Menariknya, para peneliti menemukan bahwa perubahan motilitas usus pada hewan uji diperbaiki ketika tikus cVSDS diobati dengan keishikashakuyakuto, obat kampo yang secara klinis digunakan untuk pengobatan IBS.

Studi ini menyoroti keunggulan paradigma cVSDS dibandingkan metode tradisional dalam menginduksi gejala mirip IBS-D melalui paparan tekanan psikologis berulang. Berbicara tentang mekanisme efek ini, Profesor Saitoh menduga, "Dari aspek sumbu usus-otak, kami menduga bahwa korteks insular memainkan peran penting dalam menentukan fenotipe tikus yang stres secara emosional." Korteks insular adalah bagian dari sistem saraf pusat atas yang mengontrol fungsi pencernaan dan terlibat dalam proses mengatasi stres psikologis.

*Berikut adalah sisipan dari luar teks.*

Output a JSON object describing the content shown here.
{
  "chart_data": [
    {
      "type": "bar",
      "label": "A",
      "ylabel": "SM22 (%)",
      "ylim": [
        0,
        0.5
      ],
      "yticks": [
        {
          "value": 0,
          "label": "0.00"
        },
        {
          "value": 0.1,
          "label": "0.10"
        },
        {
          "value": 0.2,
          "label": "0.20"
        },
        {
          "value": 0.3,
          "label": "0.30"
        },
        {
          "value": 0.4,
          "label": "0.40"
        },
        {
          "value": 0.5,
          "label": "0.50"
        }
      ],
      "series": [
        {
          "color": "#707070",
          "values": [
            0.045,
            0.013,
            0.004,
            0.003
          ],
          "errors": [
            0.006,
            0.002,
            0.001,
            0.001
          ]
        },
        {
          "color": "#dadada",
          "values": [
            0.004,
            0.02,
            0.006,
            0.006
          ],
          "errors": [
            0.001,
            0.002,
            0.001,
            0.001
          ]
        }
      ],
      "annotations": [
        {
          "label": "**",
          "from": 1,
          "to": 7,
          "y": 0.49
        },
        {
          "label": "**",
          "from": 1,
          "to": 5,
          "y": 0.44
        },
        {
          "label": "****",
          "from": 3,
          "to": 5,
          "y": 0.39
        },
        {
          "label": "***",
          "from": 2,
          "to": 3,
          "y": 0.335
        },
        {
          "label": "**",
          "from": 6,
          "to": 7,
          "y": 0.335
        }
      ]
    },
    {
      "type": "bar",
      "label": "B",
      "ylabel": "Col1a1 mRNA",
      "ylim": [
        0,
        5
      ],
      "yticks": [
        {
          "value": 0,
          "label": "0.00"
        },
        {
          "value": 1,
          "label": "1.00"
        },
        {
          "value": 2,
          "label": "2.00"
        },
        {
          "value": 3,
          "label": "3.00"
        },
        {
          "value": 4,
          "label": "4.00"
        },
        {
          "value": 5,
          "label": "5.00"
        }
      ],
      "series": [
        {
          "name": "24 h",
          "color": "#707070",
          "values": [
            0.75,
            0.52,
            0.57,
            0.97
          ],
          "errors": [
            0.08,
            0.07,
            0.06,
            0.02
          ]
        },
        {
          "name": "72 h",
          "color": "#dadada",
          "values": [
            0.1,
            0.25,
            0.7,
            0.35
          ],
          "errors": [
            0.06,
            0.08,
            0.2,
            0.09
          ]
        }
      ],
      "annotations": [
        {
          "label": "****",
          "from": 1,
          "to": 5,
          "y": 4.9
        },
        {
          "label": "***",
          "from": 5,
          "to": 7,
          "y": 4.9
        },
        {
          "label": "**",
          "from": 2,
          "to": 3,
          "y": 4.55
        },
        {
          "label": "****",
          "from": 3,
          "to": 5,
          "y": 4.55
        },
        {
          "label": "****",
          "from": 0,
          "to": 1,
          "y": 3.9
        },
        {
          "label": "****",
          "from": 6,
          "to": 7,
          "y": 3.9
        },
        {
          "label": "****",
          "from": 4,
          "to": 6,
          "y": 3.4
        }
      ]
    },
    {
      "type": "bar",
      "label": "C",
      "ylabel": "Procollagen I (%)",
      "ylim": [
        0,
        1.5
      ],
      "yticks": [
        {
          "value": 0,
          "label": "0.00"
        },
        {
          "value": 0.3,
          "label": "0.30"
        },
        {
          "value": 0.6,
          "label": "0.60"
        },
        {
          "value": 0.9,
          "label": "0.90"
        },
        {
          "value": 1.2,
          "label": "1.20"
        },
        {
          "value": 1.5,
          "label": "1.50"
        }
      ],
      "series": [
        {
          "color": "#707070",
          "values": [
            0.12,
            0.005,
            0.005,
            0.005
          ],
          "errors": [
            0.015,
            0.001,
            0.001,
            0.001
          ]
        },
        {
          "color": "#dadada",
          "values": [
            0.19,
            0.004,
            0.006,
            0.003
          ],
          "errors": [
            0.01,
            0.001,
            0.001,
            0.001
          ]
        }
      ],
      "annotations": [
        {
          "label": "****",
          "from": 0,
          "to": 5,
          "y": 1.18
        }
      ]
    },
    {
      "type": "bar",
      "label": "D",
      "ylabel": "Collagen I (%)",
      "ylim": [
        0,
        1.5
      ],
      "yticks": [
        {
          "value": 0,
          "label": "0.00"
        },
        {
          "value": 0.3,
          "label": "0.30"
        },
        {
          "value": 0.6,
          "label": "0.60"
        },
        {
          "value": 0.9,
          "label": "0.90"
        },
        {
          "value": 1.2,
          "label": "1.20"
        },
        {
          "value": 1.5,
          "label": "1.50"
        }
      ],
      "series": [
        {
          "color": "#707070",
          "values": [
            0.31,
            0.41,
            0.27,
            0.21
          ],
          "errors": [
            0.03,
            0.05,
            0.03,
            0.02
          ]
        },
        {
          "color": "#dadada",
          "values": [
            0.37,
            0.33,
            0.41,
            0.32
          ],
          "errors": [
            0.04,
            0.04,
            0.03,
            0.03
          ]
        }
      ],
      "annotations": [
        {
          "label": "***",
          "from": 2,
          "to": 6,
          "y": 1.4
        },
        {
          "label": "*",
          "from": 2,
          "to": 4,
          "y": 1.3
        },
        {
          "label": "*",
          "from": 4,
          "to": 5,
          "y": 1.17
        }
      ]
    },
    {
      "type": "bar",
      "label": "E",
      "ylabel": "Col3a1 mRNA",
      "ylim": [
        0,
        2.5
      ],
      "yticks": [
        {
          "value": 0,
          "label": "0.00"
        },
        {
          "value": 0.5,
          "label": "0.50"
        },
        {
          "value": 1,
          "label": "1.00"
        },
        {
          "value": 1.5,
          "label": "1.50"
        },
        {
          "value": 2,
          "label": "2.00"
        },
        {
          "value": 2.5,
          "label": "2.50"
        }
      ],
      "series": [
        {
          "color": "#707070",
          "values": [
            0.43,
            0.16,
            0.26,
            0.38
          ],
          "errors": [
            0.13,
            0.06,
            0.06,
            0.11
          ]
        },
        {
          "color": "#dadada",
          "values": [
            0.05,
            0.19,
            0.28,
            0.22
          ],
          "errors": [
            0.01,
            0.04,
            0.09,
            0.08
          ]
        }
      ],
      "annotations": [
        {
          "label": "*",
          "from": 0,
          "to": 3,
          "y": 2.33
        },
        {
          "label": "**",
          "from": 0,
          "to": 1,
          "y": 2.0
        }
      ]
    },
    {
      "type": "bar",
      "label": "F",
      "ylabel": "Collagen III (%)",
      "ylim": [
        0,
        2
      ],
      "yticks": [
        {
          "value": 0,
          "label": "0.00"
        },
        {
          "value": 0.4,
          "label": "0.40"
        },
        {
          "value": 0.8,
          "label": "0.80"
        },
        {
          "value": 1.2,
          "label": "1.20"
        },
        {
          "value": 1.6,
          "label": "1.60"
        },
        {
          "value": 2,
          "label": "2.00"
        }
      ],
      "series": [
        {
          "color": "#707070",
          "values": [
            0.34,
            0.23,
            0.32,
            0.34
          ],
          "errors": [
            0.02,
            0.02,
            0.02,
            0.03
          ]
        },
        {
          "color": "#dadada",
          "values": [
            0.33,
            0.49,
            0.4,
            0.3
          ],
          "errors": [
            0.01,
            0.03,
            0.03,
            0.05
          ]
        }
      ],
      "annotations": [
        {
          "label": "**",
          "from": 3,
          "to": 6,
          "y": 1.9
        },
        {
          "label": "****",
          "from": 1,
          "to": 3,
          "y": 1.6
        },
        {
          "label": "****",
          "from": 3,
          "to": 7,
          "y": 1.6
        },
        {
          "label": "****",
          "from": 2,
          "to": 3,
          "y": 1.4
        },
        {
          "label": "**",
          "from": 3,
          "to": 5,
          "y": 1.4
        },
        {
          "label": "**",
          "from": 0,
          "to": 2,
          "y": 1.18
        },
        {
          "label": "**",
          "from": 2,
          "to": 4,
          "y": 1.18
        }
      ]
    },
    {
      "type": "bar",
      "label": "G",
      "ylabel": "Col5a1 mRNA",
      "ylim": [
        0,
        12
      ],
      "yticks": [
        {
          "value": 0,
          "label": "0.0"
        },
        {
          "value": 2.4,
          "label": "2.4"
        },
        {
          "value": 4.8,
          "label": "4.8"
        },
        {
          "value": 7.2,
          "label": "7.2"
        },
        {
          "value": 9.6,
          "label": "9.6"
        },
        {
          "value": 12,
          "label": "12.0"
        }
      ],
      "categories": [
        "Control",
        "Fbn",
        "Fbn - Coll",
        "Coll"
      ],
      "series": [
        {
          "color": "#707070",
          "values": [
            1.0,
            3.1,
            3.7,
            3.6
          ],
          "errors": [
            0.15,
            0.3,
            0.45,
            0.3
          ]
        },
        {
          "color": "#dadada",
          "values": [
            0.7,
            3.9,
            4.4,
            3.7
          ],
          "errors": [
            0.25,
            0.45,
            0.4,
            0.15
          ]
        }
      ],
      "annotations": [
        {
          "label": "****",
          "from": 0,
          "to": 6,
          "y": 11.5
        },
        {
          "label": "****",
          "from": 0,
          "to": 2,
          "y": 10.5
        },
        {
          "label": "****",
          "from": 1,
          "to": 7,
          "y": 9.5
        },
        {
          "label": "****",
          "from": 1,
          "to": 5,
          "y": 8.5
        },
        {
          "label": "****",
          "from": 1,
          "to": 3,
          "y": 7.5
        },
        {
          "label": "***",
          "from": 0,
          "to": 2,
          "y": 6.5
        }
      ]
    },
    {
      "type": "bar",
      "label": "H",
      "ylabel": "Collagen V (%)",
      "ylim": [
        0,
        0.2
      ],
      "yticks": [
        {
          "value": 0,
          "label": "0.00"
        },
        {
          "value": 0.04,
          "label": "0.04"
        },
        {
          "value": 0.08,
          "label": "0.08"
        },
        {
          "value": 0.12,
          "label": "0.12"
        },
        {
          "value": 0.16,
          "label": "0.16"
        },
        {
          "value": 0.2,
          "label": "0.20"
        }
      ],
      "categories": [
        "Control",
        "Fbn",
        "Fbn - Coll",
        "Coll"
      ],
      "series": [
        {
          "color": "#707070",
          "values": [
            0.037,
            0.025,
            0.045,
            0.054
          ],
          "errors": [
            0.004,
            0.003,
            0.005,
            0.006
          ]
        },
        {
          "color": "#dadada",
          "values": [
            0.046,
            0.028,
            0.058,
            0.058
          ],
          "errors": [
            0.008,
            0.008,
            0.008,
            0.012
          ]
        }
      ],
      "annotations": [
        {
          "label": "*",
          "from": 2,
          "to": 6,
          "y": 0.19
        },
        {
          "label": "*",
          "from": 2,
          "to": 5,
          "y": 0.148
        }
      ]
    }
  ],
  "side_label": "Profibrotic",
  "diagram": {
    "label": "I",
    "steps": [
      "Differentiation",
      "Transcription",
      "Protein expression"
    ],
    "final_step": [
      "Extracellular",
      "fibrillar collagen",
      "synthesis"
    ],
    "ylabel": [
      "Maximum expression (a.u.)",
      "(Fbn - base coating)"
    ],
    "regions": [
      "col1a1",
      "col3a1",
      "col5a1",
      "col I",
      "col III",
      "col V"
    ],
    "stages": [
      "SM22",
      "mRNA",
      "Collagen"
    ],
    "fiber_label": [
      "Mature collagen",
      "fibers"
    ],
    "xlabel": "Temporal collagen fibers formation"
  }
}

Sebagai kesimpulan, penelitian ini menunjukkan untuk pertama kalinya bahwa stres psikologis yang diinduksi cVSDS saja dapat menyebabkan gejala mirip IBS-D pada tikus. Penelitian lebih lanjut mungkin dapat mengandalkan paradigma cSDS dan cVSDS untuk menjelaskan kondisi patofisiologis dan merancang perawatan untuk IBS.

 

Journal reference:

Yoshioka, T., et al. (2022) Repeated psychological stress, chronic vicarious social defeat stress, evokes irritable bowel syndrome-like symptoms in mice. Frontiers in Neuroscience. doi.org/10.3389/fnins.2022.993132.